那些個長老都怯怯的看著公輸冥,然後皆退了幾步,根本不敢靠近公輸冥。
很多年前,公輸冥便闖下了赫赫威名,尤其是當初和紀風視爭奪掌教之位的時候,公輸冥一身實力滔天,隻是後來失敗便去了獄峰做鎮守,七十多年沒有出現過了。
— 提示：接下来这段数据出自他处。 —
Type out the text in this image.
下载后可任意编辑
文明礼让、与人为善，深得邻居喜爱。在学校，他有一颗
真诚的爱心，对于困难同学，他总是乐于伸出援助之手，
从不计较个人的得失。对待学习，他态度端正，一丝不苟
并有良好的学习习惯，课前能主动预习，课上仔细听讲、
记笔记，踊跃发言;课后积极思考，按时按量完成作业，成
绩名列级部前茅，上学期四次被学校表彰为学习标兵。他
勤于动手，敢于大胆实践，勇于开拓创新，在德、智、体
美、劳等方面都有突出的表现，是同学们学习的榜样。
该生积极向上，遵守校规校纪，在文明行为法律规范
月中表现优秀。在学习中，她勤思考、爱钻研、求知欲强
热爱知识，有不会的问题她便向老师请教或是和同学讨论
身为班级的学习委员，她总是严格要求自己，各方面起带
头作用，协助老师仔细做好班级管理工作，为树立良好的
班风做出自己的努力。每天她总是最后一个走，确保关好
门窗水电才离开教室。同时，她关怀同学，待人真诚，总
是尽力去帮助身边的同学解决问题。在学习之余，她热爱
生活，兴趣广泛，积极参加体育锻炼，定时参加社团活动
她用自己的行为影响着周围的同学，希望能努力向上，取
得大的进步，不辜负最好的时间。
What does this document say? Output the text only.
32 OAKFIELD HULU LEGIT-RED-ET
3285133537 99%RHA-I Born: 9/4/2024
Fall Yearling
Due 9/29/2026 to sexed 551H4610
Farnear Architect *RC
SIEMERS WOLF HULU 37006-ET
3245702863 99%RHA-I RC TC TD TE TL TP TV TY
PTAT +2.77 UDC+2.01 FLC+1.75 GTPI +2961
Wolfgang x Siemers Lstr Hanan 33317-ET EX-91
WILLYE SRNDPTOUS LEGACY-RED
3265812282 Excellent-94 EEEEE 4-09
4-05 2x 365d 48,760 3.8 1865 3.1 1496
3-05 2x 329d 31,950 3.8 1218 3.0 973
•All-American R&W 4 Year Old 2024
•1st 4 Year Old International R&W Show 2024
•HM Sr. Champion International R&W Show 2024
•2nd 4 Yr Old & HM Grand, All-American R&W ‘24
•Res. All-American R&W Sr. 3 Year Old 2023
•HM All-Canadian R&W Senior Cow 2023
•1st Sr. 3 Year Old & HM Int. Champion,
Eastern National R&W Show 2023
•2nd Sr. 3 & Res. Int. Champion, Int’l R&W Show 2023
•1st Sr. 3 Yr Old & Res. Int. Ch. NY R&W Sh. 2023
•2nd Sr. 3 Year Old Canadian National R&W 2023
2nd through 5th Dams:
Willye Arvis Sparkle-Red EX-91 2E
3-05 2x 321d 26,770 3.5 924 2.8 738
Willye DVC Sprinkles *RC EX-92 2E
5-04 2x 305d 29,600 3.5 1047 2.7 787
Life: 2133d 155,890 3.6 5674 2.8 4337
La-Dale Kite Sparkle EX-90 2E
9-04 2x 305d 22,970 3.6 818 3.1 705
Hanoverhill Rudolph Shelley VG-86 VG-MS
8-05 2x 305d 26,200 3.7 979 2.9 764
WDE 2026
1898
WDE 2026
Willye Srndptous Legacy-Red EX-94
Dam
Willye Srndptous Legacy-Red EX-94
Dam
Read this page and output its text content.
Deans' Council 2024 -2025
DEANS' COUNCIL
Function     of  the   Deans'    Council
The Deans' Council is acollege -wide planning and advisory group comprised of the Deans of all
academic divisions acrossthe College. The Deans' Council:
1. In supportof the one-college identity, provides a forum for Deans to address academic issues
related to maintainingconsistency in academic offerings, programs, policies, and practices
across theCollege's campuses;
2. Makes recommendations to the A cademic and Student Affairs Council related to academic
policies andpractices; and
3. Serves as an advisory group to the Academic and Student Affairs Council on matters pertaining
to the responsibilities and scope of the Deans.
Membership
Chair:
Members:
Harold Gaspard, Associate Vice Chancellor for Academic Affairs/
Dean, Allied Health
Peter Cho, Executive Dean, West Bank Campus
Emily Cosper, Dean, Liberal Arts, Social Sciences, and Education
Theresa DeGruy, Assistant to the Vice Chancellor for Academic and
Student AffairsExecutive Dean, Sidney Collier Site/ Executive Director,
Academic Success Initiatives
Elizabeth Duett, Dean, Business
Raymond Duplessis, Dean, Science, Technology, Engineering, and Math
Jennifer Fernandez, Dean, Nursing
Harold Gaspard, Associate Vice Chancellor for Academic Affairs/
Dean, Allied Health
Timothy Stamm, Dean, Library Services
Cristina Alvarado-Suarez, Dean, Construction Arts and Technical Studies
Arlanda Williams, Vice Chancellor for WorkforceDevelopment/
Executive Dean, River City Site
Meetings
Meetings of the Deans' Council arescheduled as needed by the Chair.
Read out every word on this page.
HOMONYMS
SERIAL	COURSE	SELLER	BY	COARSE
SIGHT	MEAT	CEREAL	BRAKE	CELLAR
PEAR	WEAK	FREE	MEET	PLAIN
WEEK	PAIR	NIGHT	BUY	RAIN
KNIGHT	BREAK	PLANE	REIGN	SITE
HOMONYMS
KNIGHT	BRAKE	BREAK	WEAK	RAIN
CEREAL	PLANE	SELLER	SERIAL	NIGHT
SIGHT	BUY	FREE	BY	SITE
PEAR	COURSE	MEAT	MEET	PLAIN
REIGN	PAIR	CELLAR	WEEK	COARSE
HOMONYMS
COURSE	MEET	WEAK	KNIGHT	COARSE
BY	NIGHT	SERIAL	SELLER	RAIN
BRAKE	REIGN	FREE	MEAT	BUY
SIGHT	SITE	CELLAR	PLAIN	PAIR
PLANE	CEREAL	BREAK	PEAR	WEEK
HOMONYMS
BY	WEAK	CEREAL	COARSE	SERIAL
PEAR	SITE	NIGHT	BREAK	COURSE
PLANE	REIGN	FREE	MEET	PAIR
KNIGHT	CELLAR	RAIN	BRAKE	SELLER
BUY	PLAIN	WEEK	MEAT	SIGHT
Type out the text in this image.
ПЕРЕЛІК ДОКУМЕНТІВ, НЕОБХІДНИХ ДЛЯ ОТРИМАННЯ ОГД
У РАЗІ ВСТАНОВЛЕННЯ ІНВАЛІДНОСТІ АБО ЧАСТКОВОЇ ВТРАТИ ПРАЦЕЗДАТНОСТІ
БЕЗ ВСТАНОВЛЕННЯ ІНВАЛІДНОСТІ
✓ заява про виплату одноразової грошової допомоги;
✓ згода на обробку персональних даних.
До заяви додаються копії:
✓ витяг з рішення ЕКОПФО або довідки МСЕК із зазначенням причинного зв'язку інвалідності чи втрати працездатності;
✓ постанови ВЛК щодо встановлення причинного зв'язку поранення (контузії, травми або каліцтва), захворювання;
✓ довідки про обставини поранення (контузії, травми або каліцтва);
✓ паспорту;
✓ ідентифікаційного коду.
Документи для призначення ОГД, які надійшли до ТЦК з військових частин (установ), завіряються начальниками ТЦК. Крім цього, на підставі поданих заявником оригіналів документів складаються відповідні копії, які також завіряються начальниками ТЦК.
如今再次出現,他們發現不但沒有忘記對公輸冥的恐懼,反而還一下子全部想起來了。
“盛衝,你不是知道我出來了嗎?”公輸冥看著盛衝,玩味道。
“這是掌教的意思嗎?”盛衝撇嘴不語,看向掌教,問道。
掌教瞧著他,說道:“誰的意思不重要,而且你覺得我的意思有這麽大的力量嗎?”
很明顯的否決,盛衝臉色寒冷異常,掃視了場內一眼,最後冷哼一聲,也離開了。
隨著盛衝的離開,連是不少長老也走了,因為接下來的事情他們沒必要參加。
頓時,大殿內隻有少數幾人,雲華和許晨子代表著兩宗,其後有著零星一兩位長老壯著膽子留了下來,想要看看後續的一些結果。
公輸冥嘴角含笑,瞧著那幾位長老,說道:“難道幾位還要留下來看什麽嗎?那可沒什麽好看的。”
此話一出,許晨子臉色一變,恨恨然看著公輸冥,雲華倒是毫無變化,她隻是代宗主罷了,跟這些前輩叔伯根本不是一個層次的,說話也沒用。
“那晚輩告辭了。”雲華起身,帶著一位血煞峰的長老離開。
許晨子背後的長老也離開了,捭闔峰的長老從始至終根本就沒有出現過。
“想要喝杯酒,就沒看見沒杯子嗎?”等到人靜時,公輸冥伸了伸懶腰,冷哼道。
許晨子麵色微寒,目光放在公輸冥身上已經抽不開,若是可以的話,他此時很想打死公輸冥,那怕他知道自己打不過公輸冥,也需要出手維護一下自己的尊嚴。